Comportamento de novos consorciados faz sistema crescer

Comportamento de novos consorciados faz sistema crescer

Por 1consórcio
Publicado em: 06/10/2010

“Tais atitudes, diferentes em cada produto, têm alguns pontos em comum”, explica Paulo Roberto Rossi, presidente executivo da Associação Brasileira de Administradoras de Consórcios. “A principal razão está na mentalidade saudável em relação ao dinheiro investido como, por exemplo, na comparação dos custos, que nos consórcios é caracterizada pela inexistência de juros”, completa.

Na análise da necessidade imediata do bem, Rossi comenta que “é importante verificar a real situação entre o “eu quero” para o “eu preciso”, bem como da idéia de segurança no poupar visando a formação ou ampliação do patrimônio próprio ou familiar, baseada na disciplina, no limite e no auto-respeito. Tratam-se de aspectos que a ABAC, ao transmitir os principais pontos da educação financeira para o brasileiro, enfatiza para quem deseja participar do segmento”.

Por meio de divulgação institucional ou empresarial, todas as classes sociais têm procurado os consórcios como alternativa mais econômica para adquirir bens ou serviços. Segundo a assessoria econômica da ABAC, de janeiro a agosto último, as vendas de novas cotas somaram 1,39 milhão, 7,8% mais que as 1,29 milhão do mesmo período do ano passado.

Em agosto, os participantes ativos superaram 3,93 milhões. Um crescimento de 4,8% sobre os 3,75 milhões daquele mesmo mês em 2009. O total de contemplações nos oito primeiros meses deste ano atingiram 648,2 mil, 3,9% mais que as 624,1 mil acumuladas doze meses antes.

Enquanto no setor de veículos leves (automóveis, utilitários e camionetas) a alta no acumulado de novas adesões chegou a 25% em relação a 2009; nos imóveis elas foram inferiores, cerca de 7%, porém com valores médios das cotas aumentados em 19,3%. 
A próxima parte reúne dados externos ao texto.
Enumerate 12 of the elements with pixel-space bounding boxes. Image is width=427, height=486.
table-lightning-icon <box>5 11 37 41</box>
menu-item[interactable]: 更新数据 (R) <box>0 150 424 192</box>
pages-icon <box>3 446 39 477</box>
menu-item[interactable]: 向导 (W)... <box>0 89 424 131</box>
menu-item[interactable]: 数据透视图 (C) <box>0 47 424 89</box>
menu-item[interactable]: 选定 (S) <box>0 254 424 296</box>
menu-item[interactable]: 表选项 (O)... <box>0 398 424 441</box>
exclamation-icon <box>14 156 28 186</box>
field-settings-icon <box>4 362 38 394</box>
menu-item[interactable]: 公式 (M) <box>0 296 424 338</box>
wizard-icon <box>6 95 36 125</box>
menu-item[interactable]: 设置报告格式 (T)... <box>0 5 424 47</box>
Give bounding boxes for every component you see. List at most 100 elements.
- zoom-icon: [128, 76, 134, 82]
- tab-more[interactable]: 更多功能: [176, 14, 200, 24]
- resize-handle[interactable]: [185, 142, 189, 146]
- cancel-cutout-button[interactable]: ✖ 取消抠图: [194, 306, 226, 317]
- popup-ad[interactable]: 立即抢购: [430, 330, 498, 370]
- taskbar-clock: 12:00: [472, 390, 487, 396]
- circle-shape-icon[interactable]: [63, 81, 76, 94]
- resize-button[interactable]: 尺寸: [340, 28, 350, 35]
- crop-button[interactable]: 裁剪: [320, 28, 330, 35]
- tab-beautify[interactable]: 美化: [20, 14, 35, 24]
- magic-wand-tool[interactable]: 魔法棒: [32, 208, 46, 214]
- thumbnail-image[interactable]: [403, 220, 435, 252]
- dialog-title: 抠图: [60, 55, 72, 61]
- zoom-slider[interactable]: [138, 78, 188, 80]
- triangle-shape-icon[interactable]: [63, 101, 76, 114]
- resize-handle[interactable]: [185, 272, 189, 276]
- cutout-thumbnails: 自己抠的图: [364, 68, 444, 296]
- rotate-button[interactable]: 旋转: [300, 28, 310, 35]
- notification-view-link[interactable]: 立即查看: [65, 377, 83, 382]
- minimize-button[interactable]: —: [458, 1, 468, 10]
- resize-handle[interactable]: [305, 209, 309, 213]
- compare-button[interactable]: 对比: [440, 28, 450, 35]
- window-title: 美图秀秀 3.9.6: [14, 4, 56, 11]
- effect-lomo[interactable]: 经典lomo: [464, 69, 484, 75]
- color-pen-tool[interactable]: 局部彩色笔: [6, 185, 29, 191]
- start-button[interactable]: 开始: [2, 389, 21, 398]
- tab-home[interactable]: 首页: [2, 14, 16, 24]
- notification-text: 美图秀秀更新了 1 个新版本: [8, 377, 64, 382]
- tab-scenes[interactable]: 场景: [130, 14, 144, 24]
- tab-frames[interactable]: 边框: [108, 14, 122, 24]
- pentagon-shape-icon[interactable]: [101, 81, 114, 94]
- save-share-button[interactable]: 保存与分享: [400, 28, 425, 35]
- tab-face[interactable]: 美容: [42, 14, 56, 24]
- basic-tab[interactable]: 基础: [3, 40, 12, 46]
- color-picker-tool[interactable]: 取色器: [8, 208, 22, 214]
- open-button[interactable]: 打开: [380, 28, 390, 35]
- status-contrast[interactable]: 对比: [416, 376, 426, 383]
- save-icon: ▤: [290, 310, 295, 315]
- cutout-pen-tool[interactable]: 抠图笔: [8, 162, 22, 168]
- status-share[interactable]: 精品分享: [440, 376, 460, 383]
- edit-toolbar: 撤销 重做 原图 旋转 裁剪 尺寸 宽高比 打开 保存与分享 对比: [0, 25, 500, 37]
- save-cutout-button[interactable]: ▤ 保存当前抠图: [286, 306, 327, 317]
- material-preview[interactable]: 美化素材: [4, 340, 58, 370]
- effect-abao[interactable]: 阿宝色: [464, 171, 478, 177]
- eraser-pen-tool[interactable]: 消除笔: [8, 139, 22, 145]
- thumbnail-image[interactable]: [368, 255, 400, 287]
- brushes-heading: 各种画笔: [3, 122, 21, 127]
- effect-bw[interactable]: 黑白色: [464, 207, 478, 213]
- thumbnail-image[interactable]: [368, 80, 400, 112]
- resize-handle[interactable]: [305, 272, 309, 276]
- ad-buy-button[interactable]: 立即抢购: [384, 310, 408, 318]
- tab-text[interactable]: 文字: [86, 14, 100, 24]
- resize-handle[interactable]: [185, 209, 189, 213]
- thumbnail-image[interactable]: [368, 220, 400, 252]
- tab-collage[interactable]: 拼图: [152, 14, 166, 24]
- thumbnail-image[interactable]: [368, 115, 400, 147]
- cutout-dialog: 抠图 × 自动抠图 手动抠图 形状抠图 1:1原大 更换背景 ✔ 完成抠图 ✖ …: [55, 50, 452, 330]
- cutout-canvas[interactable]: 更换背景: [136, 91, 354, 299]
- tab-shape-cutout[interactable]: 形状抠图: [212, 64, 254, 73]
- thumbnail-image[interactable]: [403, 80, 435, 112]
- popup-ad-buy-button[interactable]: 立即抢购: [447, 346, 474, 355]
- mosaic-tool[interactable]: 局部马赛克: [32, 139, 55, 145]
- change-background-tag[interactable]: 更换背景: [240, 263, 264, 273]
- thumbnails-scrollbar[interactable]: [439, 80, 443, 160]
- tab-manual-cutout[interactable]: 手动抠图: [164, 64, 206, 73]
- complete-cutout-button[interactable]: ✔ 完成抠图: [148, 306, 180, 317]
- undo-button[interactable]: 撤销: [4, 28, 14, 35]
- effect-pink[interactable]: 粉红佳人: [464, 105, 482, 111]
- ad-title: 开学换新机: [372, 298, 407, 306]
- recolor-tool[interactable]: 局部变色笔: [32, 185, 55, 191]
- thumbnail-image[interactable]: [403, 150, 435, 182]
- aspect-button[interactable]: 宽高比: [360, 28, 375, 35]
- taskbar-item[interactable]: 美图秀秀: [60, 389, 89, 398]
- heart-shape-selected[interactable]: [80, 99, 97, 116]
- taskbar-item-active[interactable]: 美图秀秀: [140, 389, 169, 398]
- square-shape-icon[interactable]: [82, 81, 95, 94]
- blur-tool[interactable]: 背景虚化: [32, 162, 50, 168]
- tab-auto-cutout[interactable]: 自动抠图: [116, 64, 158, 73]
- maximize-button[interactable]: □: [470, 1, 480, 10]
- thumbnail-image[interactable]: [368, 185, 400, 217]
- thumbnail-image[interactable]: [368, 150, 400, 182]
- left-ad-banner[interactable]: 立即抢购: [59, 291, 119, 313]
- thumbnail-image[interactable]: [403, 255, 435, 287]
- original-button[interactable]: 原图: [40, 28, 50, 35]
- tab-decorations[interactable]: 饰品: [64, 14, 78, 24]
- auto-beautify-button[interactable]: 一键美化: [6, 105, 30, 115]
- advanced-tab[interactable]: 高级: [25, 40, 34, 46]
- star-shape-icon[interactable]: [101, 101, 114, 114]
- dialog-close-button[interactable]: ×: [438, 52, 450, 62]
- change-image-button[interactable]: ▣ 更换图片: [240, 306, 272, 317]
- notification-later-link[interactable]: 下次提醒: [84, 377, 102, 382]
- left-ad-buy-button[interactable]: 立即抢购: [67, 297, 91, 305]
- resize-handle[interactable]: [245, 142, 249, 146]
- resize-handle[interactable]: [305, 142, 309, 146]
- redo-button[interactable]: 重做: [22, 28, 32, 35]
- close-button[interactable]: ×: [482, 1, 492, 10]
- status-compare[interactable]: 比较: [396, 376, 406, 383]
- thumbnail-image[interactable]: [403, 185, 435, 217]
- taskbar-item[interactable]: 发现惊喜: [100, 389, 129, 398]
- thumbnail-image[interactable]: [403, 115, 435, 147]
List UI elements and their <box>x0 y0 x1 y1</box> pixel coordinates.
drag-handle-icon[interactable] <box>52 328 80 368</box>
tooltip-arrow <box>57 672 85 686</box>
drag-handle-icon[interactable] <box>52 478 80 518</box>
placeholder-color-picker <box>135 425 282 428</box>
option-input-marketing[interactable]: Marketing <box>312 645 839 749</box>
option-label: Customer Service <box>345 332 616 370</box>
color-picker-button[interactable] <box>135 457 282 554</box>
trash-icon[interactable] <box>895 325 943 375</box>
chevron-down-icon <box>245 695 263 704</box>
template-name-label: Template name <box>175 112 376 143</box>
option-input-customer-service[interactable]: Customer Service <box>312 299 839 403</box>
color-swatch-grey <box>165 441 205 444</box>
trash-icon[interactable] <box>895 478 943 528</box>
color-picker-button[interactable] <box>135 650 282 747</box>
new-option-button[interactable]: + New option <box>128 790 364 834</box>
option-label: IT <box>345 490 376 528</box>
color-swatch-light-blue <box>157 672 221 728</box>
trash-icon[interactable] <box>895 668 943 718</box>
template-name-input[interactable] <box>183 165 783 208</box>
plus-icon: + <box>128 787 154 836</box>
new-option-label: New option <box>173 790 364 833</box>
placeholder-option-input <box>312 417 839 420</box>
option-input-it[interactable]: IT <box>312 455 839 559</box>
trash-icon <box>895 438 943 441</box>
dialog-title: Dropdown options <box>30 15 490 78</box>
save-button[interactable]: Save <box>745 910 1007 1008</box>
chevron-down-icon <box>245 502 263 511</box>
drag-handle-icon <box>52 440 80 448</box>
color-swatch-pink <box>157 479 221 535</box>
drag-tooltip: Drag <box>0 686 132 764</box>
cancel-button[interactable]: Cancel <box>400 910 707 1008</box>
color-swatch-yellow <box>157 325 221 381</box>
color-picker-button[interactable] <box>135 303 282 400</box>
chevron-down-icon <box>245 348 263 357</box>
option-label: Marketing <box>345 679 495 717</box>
Paralelamente, ao deixarem de adquirir uma cota por eletrodoméstico passando a adquirir uma única cota de maior valor com possibilidade de compra de mais eletros, os consorciados de eletroeletrônicos e outros bens móveis provocaram um aumento médio por cota de 44%.

Nos serviços, face ao pouco tempo de existência da modalidade, o crescimento das vendas de novas cotas apontou alta significativa. Entre 2010 e 2009, houve uma elevação de 140,7%.

Mudanças nas classes sociais explicam o crescimento

Entre os fatores que explicam as alterações, está a migração de 30% da classe D para a classe C e absorção contínua de um contingente da classe E, que provocou um aumento substancial das categorias de produtos consumidos, segundo o Instituto Data Popular. A classe D com 68 milhões de habitantes, por exemplo, já consumiu 6,5% mais móveis e eletrodomésticos que a classe B.

Para Rossi, “os fatos constatados nessa pesquisa retratam o aumento de renda da base da pirâmide tanto agora como no futuro. Algo que explica a procura e o consumo de vários produtos via consórcio”.